Bottom Line Energy Issues - Best wishes for a healthy, happy, and successful year to go.

01/16/2001 |

January 2002

By Lewis Tagliaferre

A Personal Note

I fell while on vacation in December and suffered a compound fracture of my left wrist. Another surgery and uncertain rehab lie in the months ahead. But I am glad to type right-handed, if considerably slower, to continue preparing energy news that can impact your bottom line. My thanks to Stamats management and to editor Dennis Carpenter for their understanding and sympathy for this aging klutz. Please watch where you step.

Enron Deal Stinks

Largest bankruptcy in U.S. history has gotten attention in Washington. Although it owned energy resources, pipelines and generating plants,  Enron was essentially an energy broker, buying and selling energy futures contracts, gambling on future prices and market conditions. There were insufficient hard assets to fall back on. Three House committees and two Senate committees plus the Justice and Labor Departments and the Securities and Exchange Commission all announced investigations. Focus is on regulatory failures that allowed Enron executives to defraud investors and workers, plus pension funds across the country, by overstating earnings and understating debts by up to four times. Enron’s demise will scarcely threaten the national economy, but it could be problematic with millions of people depending on energy investments for retirement plans. Six large energy companies competing with Enron issued statements intended to bolster investor confidence and to help assure their financial statements were reliable.

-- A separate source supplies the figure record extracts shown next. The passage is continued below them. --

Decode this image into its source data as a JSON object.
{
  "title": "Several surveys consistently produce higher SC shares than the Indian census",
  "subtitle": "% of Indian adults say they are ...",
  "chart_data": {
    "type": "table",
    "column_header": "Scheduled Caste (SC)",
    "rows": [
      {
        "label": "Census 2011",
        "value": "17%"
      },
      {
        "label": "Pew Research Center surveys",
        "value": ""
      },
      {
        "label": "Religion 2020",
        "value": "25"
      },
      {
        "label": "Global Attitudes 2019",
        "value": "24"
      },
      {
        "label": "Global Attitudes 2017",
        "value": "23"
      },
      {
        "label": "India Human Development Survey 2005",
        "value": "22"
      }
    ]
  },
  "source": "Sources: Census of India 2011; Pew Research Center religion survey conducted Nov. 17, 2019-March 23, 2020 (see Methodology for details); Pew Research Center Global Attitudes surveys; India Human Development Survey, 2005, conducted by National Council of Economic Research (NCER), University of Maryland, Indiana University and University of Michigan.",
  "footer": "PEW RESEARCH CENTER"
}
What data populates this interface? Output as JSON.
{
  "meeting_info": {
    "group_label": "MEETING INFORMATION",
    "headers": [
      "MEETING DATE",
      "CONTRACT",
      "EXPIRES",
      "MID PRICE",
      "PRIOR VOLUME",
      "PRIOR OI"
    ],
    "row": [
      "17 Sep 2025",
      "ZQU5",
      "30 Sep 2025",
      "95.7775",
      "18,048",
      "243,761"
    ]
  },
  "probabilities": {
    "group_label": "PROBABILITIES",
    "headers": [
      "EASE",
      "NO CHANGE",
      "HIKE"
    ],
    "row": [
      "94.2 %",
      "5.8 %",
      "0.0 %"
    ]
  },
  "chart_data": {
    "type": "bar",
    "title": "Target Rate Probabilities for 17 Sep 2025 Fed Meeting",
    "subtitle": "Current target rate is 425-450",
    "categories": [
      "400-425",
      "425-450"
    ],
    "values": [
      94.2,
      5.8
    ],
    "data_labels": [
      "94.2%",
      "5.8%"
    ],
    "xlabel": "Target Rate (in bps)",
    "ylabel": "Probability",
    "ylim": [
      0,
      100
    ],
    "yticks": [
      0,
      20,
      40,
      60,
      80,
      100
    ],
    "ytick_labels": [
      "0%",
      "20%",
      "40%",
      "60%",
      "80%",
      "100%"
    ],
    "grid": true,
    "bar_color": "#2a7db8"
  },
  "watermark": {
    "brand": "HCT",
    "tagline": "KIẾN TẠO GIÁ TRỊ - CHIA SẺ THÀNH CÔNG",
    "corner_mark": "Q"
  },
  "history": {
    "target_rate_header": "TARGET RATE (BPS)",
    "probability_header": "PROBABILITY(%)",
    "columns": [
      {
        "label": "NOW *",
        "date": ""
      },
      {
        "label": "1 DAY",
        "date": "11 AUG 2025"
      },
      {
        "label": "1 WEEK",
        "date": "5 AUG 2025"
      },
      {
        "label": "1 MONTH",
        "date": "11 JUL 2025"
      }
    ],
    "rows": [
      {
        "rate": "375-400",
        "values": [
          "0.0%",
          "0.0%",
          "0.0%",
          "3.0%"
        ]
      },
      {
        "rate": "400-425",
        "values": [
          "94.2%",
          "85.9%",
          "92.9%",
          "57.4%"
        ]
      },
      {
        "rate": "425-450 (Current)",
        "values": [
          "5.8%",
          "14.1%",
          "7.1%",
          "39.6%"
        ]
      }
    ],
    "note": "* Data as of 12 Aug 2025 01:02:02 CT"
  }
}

Some have adjusted their balance sheets.

So far, no criminal indictments have been announced. Fixing audit rules and protecting pensions may be politically daunting. Stock valuations of other energy firms have declined while the democrats point at the Bush people and they chase the Taliban. Washington lawyer, Lanny J. Davis, said, “The solutions are as obvious as they are unlikely to be met. The rule of thumb must be transparency, in word as well as deed. Of course, this advice to tell the truth has been rejected time and again. Criminals who cook the books should be prosecuted, sent to jail and be required to disgorge all [fraudulent] profits rather than receiving a slap on the wrist and reminder that crime can pay.” If you agree, perhaps you could contact your elected federal representatives.